On March 21st of this year, Gonzaga – the team that arguably popularized the term “Cinderella” as a signifier for mid-major success against the odds – nearly found the glass slipper on the other foot. The Bulldogs were the No. 1 seed, and the pesky, vastly outgunned Southern Jaguars were hanging around, threatening to become the first No. 16 seed to ever pull the first-round upset. The Zags pulled out the win, but the 64-58 final score sent shock waves around the college basketball world.

That it was Southern putting the irons to a top seed was even more shocking than the final score. The Jaguars earned their auto-bid out of the Southwestern Athletic Conference, the league that came in dead last in the kenpom.com rankings last season, below the Great West and DI Independents.

(MORE: Click here to read NBCSports.com’s SWAC preview)

SWAC teams don’t win much, because SWAC teams have no money. The Jaguars, who nearly made NCAA history a few months ago, ranked 341st out of 344 schools in basketball expenditures in 2012. According to the NCAA, each team that appeared in a tourney game last season earned roughly $242,200 for each March Madness showdown. The Southern basketball budget a year ago was roughly $535,000 total.

What could a SWAC team do with two NCAA units? More?

source: AP
Seasoned Texas Southern coach Mike Davis is adding horses to a dangerous team.

Winning a game or two in the NCAA tournament isn’t a crazy thought for a low-budget program any more. Remember Norfolk State and Lehigh celebrating 15 over 2 upsets on the same day two years ago? Both schools fall well below the median in basketball budget year-in and year-out. Norfolk State, like Southern is one of the nation’s Historically Black Colleges and Universities (HBCUs), and a member of the MEAC, which has sent Hampton and Coppin State to legendary upsets in the past.

SWAC teams have won five NCAA tournament games since 1980, but three of those came in preliminary round games against other double-digit seeds. Another was an 8 vs. 9 matchup between Alcorn State and South Alabama in 1980. The only true upset came at the hands of the legendary Ben Jobe, who took a 13-seeded SWAC team – the Jaguars, handily enough – to a 93-78 win over Georgia Tech in 1993.

So, with the SWAC auto-bid firmly planted in the sixteen-seed range every year, can the big upset happen? Absolutely.

The Jaguars weren’t even the best team in the SWAC last year.

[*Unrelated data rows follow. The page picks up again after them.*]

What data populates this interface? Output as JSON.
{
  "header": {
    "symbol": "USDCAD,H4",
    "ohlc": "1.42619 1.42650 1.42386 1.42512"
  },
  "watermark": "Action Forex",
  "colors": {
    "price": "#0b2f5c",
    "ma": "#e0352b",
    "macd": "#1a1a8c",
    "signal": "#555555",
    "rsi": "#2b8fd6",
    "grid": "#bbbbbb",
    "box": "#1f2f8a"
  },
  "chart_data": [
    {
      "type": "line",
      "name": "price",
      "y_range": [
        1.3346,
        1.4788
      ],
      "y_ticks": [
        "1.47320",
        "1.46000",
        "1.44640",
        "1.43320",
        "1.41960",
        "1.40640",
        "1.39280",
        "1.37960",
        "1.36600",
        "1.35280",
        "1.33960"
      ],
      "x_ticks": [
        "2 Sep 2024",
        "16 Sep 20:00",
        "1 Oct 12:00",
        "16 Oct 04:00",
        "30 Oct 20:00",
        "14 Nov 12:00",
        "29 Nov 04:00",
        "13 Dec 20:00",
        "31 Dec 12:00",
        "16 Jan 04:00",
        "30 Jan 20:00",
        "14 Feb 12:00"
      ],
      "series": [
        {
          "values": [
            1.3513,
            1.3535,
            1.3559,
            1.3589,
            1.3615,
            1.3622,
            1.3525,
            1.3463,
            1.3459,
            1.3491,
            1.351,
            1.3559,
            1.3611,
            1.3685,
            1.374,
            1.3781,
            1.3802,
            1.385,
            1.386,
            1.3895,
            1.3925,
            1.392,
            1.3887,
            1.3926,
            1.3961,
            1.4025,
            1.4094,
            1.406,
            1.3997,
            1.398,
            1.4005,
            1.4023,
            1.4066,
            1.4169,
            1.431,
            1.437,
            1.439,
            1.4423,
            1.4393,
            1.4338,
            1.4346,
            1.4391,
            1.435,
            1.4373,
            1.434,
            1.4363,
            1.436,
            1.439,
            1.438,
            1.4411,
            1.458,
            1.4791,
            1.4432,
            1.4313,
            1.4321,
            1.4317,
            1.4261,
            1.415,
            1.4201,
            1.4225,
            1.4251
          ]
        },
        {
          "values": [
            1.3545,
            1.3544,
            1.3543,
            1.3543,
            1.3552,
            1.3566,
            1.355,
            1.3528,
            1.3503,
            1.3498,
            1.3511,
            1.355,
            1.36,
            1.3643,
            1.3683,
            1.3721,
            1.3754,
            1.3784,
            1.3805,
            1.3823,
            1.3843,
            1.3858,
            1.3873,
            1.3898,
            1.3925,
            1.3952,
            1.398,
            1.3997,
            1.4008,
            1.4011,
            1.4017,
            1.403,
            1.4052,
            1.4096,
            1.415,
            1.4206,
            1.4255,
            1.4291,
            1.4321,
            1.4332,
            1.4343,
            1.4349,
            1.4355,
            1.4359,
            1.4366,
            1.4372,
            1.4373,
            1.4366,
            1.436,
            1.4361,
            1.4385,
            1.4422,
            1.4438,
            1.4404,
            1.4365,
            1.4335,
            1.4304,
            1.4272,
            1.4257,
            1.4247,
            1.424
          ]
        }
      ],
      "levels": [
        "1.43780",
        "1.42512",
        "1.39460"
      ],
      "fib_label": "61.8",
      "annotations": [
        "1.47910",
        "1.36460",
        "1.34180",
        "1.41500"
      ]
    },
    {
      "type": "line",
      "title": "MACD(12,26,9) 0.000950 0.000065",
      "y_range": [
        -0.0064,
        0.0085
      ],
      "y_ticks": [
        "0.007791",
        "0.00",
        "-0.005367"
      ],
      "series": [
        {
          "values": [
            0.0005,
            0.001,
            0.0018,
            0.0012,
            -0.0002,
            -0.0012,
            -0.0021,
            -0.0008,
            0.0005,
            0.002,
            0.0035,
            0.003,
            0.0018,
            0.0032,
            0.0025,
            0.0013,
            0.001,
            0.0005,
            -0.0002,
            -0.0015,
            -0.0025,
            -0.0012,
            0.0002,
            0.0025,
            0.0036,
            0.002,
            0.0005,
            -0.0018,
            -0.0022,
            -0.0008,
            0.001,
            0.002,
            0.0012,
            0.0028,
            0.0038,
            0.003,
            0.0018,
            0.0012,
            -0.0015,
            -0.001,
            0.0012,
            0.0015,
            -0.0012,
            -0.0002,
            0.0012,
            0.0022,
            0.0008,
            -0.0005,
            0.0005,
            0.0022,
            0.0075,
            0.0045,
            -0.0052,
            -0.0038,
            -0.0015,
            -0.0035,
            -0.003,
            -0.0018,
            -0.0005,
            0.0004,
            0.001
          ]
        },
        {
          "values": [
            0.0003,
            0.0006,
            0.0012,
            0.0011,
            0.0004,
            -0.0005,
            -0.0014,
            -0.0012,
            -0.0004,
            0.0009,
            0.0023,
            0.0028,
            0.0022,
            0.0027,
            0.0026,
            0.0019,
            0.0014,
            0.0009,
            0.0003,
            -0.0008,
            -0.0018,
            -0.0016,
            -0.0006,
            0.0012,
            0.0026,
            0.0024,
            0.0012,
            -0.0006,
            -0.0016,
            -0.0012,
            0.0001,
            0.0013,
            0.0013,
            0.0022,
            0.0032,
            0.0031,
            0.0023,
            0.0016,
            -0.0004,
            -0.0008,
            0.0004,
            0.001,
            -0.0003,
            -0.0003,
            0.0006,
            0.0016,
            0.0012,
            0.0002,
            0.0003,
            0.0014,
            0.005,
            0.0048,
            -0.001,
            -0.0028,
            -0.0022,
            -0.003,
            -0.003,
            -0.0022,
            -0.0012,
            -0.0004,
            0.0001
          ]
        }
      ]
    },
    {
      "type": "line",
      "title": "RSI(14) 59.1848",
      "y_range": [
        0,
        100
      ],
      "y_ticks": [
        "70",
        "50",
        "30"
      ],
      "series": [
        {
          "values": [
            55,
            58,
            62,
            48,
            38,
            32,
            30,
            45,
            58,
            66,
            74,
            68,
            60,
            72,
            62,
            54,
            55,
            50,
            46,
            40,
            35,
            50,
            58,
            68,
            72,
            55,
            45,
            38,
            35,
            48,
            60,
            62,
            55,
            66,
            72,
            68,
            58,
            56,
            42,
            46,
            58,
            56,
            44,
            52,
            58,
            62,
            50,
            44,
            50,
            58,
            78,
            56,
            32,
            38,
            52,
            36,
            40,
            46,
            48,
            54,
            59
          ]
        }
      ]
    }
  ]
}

Texas Southern, under former Indiana and UAB head coach Mike Davis, was 16-2 in the SWAC but ineligible for postseason play. This year, Davis and company add two-time transfer Aaric Murray to a team that loves to run and gun. A skilled big man who can run the court may be all the Tigers need to eke out a program-defining win in March. If they miss out, Southern is the counterpuncher, using defensive intensity to disrupt bigger, faster opponents.

The SWAC showed us that it’s possible for a 16 seed to beat a 1 last season. There’s no reason the cash-poor league can’t pull a true Cinderella routine in the near future. Possibly as soon as this year.